Qualcomm, con su gama Snapdragon, siempre se ha destacado como uno de los abanderados más destacados en términos de potencia bruta. En los últimos años apenas ha sufrido competencia en la gama alta de Smartphones, viendo únicamente peligrar su trono con el lanzamiento del Snapdragon 810 y sus problemas de calentamiento.

Tras este tropiezo consiguieron levantar firmemente la cabeza con el desarrollo del Snapdragon 820 y 821, buque insignia de la compañía para el año 2016. Éste se ha destacado como un procesador que se redime de los fallos producidos en generaciones pasadas, con un desempeño general muy adecuado y equilibrado

Ahora Qualcomm continúa el camino ya trazado para ofrecer más y mejor.

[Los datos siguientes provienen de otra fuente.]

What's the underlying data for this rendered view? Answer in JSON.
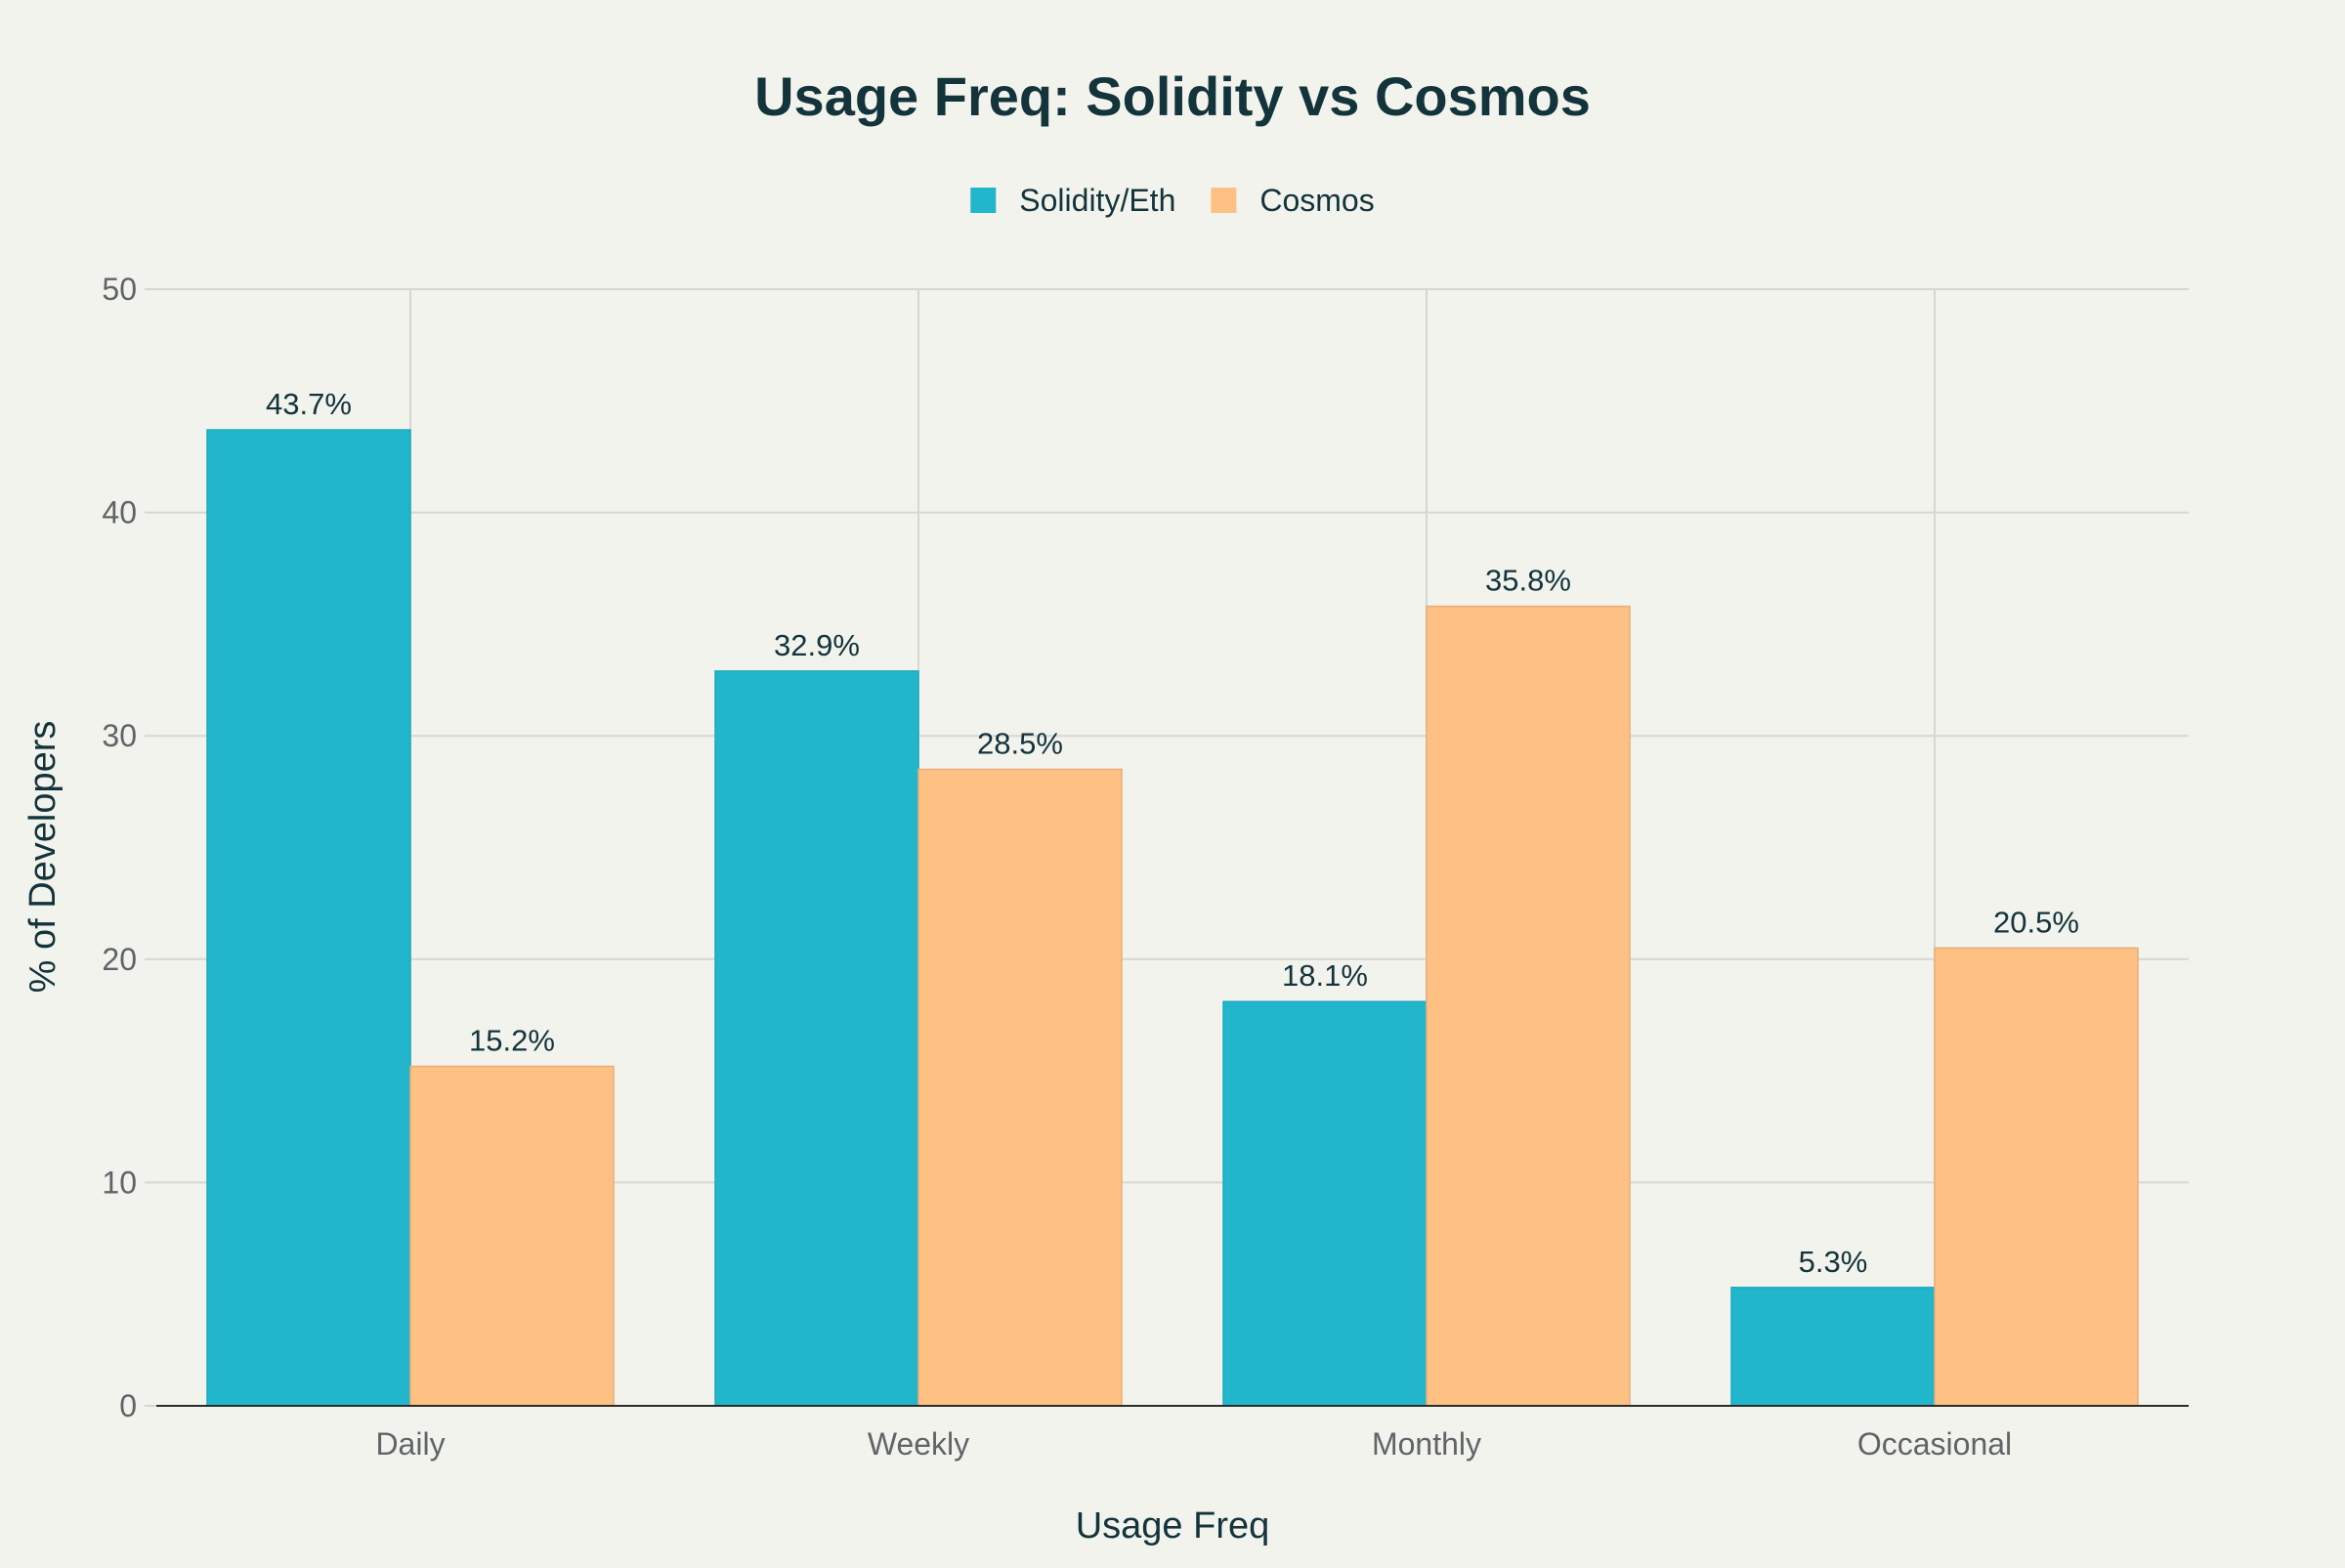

Así da un paso generacional hacia la fabricación en 10 nanómetros (con tecnología de transistores FinFET) que implica una reducción de tamaño y un aumento de eficiencia energética y rendimiento. Las cifras aportadas por Qualcomm para cimentar este hecho hablan de un 30% más de miniaturización, que ofrecerá un rendimiento 27% superior, y consumirá un 40% menos de energía. Unas cifras impresionantes que habrá que poner a prueba en las tomas de contacto.

El Xperia Play montaba un Snapdragon

Este primer avance nos descubre el Quick Charge 4.0. Este sistema de carga rápida que tan buenos resultados cosechó en sus versiones anteriores promete una carga, no sólo un 20% más rápida, sino más inteligente. Así será capaz de interpretar el calor emanado por la batería para adaptar de una manera más óptima el flujo de energía.

Como detalle curioso mencionar que la fabricación de estos nuevos procesadores se hará en factorías propiedad de Samsung. Esto es debido a que Qualcomm no dispone de fábricas propias y depende de terceros, siendo Samsung por tanto un socio indispensable por su experiencia en este ámbito.

En las próximas semanas se completarán las prestaciones que aún nos faltan por conocer de la nueva joya de Qualcomm sin embargo podemos predecir que será un referente en los Flagship de 2017.